Rosyjska primabalerina krytycznie o Putinie. Twierdzi, że wstydzi się za swój kraj

Bolszoj
AFP/East News; YURI KADOBNOV/AFP/East News

Primabalerina najważniejszego rosyjskiego baletu Bolszoj zabrała głos w sprawie działań Władimira Putina. Przyznała, że do czasu wybuchu wojny nigdy nie wstydziła się za swój kraj. Teraz uległo to zmianie.

Rosyjscy przedstawiciele kultury i sztuki wyrażają sprzeciw wobec agresji w Ukrainie.

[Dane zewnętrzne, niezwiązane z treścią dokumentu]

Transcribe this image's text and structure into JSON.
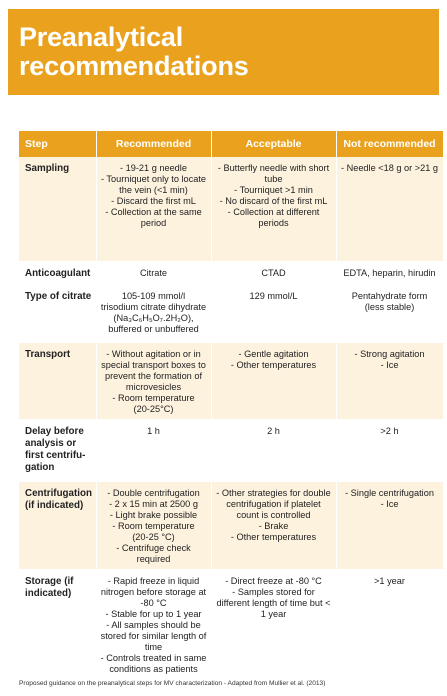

Wielu z nich ma świadomość, że zabranie głosu oznacza dla nich jednocześnie wyeliminowanie z życia publicznego.

Kultura vs Putin

Trwające od kilkunastu dni działania wojenne rosyjskiej armii w Ukrainie wzbudzają oburzenie całego cywilizowanego świata. Światowi politycy, autorytety moralne głośno wyrażają swój sprzeciw wobec agresji Putina.

W sprawę zaangażowało się również wiele postaci mediów, przedstawicieli świata kultury, a nawet celebrytów. Gwiazdy dopingują broniących się Ukraińców, a nawet wspierają finansowo działania humanitarne prowadzone w zaatakowanym kraju.

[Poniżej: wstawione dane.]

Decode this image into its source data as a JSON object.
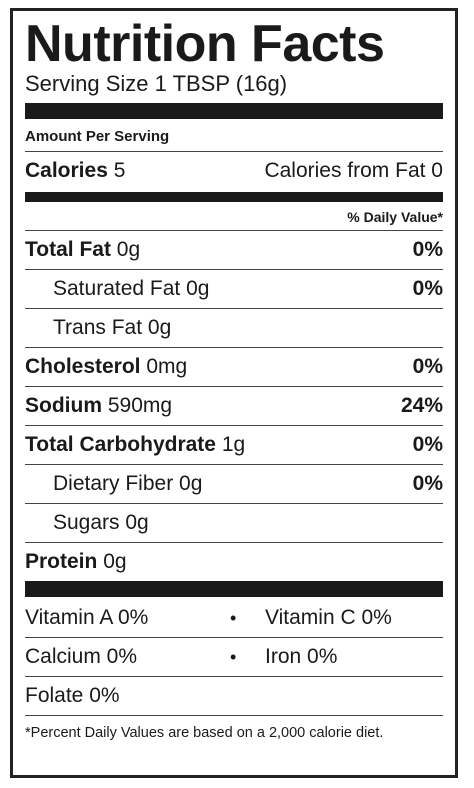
{
  "title": "Nutrition Facts",
  "serving_size": "Serving Size 1 TBSP (16g)",
  "amount_per_serving": "Amount Per Serving",
  "calories": {
    "label": "Calories",
    "value": "5"
  },
  "calories_from_fat": "Calories from Fat 0",
  "daily_value_header": "% Daily Value*",
  "nutrients": {
    "total_fat": {
      "label": "Total Fat",
      "amount": "0g",
      "dv": "0%"
    },
    "saturated_fat": {
      "label": "Saturated Fat 0g",
      "dv": "0%"
    },
    "trans_fat": {
      "label": "Trans Fat 0g"
    },
    "cholesterol": {
      "label": "Cholesterol",
      "amount": "0mg",
      "dv": "0%"
    },
    "sodium": {
      "label": "Sodium",
      "amount": "590mg",
      "dv": "24%"
    },
    "total_carbohydrate": {
      "label": "Total Carbohydrate",
      "amount": "1g",
      "dv": "0%"
    },
    "dietary_fiber": {
      "label": "Dietary Fiber 0g",
      "dv": "0%"
    },
    "sugars": {
      "label": "Sugars 0g"
    },
    "protein": {
      "label": "Protein",
      "amount": "0g"
    }
  },
  "vitamins": {
    "vitamin_a": "Vitamin A 0%",
    "vitamin_c": "Vitamin C 0%",
    "calcium": "Calcium 0%",
    "iron": "Iron 0%",
    "folate": "Folate 0%",
    "bullet": "•"
  },
  "footnote": "*Percent Daily Values are based on a 2,000 calorie diet."
}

Choć 4 marca rosyjska Duma podjęła uchwałę dotyczącą penalizacji głoszenia informacji na temat działań wojennych w Ukrainie, które według tamtejszych władz jest szerzeniem nieprawdy, wielu z artystów Rosji decyduje się podjąć ryzyko i głośno wyrażać swoją dezaprobatę wobec działań rządzących. Do tego grona nieoczekiwanie dołączyła Olga Smirnowa - znana na całym świecie rosyjska primabalerina, tańcząca w najważniejszym rosyjskim balecie - Bolszoj. Słowa artystki zostały zacytowane przez The Siberian News.

Wstyd za swój kraj

Primabalerina wyznała, że jest przeciwniczką wojny i stwierdziła, że dziś patrzy na Rosję w dwójnasób - kraj przed wojną w Ukrainie i państwo, które bezprawnie zaatakowało swojego sąsiada. - Nigdy nie myślałam, że będę się wstydziła Rosji. Zawsze byłam dumna z utalentowanych Rosjan, z naszych osiągnięć kulturalnych i sportowych - orzekła.

Tancerka przyznała, że jest głęboko zaniepokojona widząc śmierć i dramat rozgrywający się na ulicach Ukrainy. Dodała też, że potrzebne są konkretne działania w celu zatrzymania rozlewu krwi.

- (...) choć nie jesteśmy w epicentrum walk, nie możemy pozostać obojętni na globalną katastrofę - powiedziała Smirnowa.